21. The method according to claim 17, wherein the nonwoven fabric has the following: an average fiber fineness ranging from about 0.8 to 1.6 dtex, and in particular, from about 0.9 to 1.4. and more particularly, from about 1.2 to 1.35 dtex;a percent decrease in fiber dtex from about 5 to 360%, such as a percent decrease of 15 to 25%, in comparison to an identically prepared fabric with the exception that the identically prepared fabric does not include the elastomeric polyolefin and in which the filaments were drawn and attenuated at a cabin pressure of less than 4,200 Pa; anda machine direction bending softness ranging from 30 to 50 mm direction and a cross direction bending softness ranging from 15 to 40 mm, such as a machine direction bending softness ranging from 35 to 45 mm direction and a cross direction bending softness ranging from 25 to 40 mm.
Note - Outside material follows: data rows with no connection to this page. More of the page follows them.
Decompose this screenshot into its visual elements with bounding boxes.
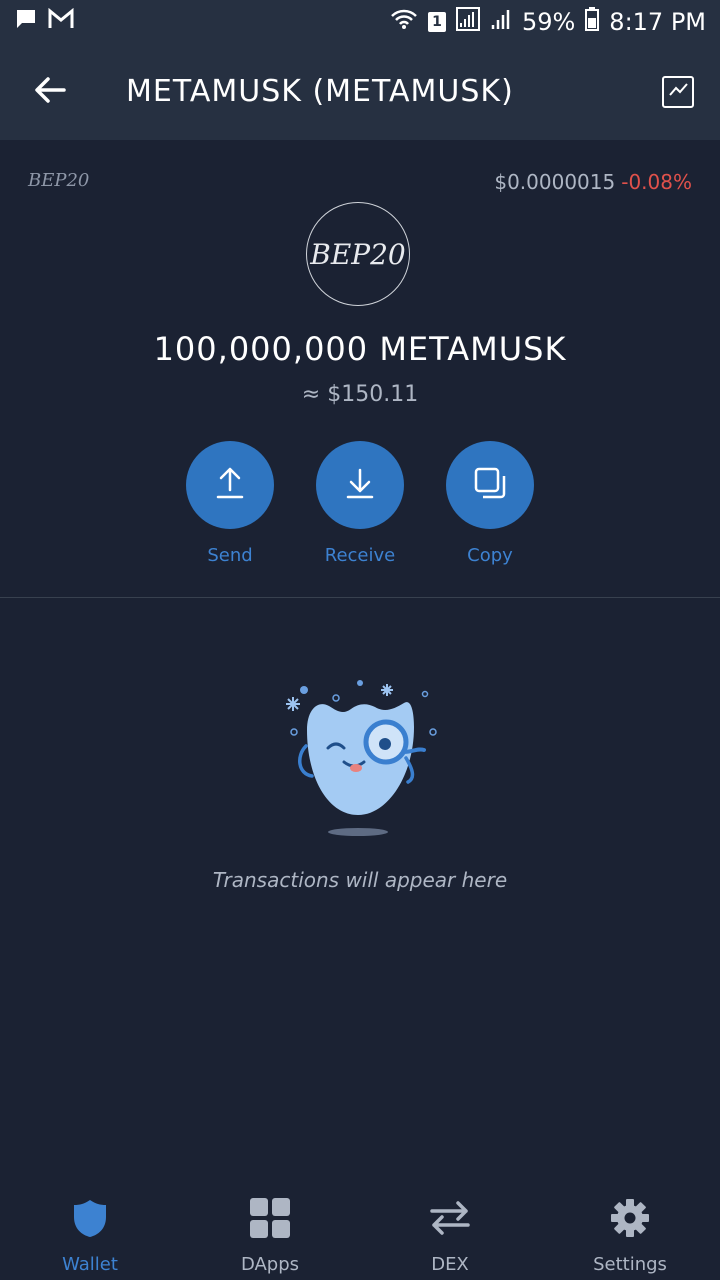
upload-arrow-icon: [215, 466, 245, 504]
token-balance: 100,000,000 METAMUSK: [153, 330, 567, 368]
chat-icon: [14, 7, 38, 37]
nav-settings[interactable]: Settings: [540, 1170, 720, 1280]
receive-label: Receive: [324, 545, 396, 566]
bottom-nav: Wallet DApps DEX Settings: [0, 1170, 720, 1280]
sim-badge: 1: [427, 12, 446, 32]
battery-icon: [585, 7, 600, 37]
nav-dapps[interactable]: DApps: [180, 1170, 360, 1280]
token-logo-text: BEP20: [310, 237, 406, 271]
price-chart-icon: [667, 79, 689, 105]
token-price: $0.0000015: [494, 170, 616, 194]
status-bar: 1 59% 8:17 PM: [0, 0, 720, 44]
price-info: $0.0000015 -0.08%: [494, 170, 692, 194]
download-arrow-icon: [345, 466, 375, 504]
price-change: -0.08%: [621, 170, 692, 194]
shield-icon: [72, 1198, 108, 1242]
battery-percent: 59%: [521, 8, 576, 36]
send-label: Send: [207, 545, 253, 566]
wifi-icon: [390, 8, 418, 36]
swap-arrows-icon: [430, 1198, 470, 1242]
receive-circle[interactable]: [316, 441, 404, 529]
divider: [0, 597, 720, 598]
app-bar: METAMUSK (METAMUSK): [0, 44, 720, 140]
mascot-magnifier-illustration: [270, 672, 450, 844]
gear-icon: [610, 1198, 650, 1242]
copy-circle[interactable]: [446, 441, 534, 529]
nav-wallet-label: Wallet: [62, 1254, 118, 1275]
nav-dex-label: DEX: [431, 1254, 469, 1275]
back-button[interactable]: [30, 72, 70, 112]
nav-wallet[interactable]: Wallet: [0, 1170, 180, 1280]
send-button[interactable]: Send: [186, 441, 274, 566]
token-type-label: BEP20: [28, 170, 90, 191]
gmail-icon: [48, 7, 74, 36]
nav-settings-label: Settings: [593, 1254, 667, 1275]
fiat-value: ≈ $150.11: [301, 382, 419, 407]
back-arrow-icon: [34, 76, 66, 108]
nav-dex[interactable]: DEX: [360, 1170, 540, 1280]
empty-state-message: Transactions will appear here: [212, 868, 508, 892]
signal-icon: [455, 7, 480, 37]
clock: 8:17 PM: [609, 8, 706, 36]
token-logo: BEP20: [306, 202, 410, 306]
copy-icon: [473, 466, 507, 504]
page-title: METAMUSK (METAMUSK): [126, 74, 514, 109]
copy-button[interactable]: Copy: [446, 441, 534, 566]
receive-button[interactable]: Receive: [316, 441, 404, 566]
copy-label: Copy: [467, 545, 513, 566]
send-circle[interactable]: [186, 441, 274, 529]
price-chart-button[interactable]: [662, 76, 694, 108]
grid-icon: [250, 1198, 290, 1242]
signal-icon-2: [490, 7, 512, 37]
nav-dapps-label: DApps: [240, 1254, 300, 1275]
22. The method according to claim 17, further comprising a step of depositing a second fabric layer over the nonwoven web, and wherein the second fabric layer is selected from the group of meltblown layer; carded fabric layer, spunbond layer, resin bonded layer, airlaid fabric layer, and a spunlace layer.

23. The method according to claim 17, further comprising a step of thermal bonding the nonwoven web.

24. The method according to claim 23, wherein the step of thermal bonding the nonwoven web comprises calender bonding the nonwoven web with an engraved roll having raised bonding points configured and arranged to impart a bonding pattern on a surface of the nonwoven web, the bonding pattern having a percent bonded area from about 9.6 to 14%, an average individual bond surface area from about 0.10 to 0.25 mm2, and an average bond point packing value from about 4 to 7.25 mm−1.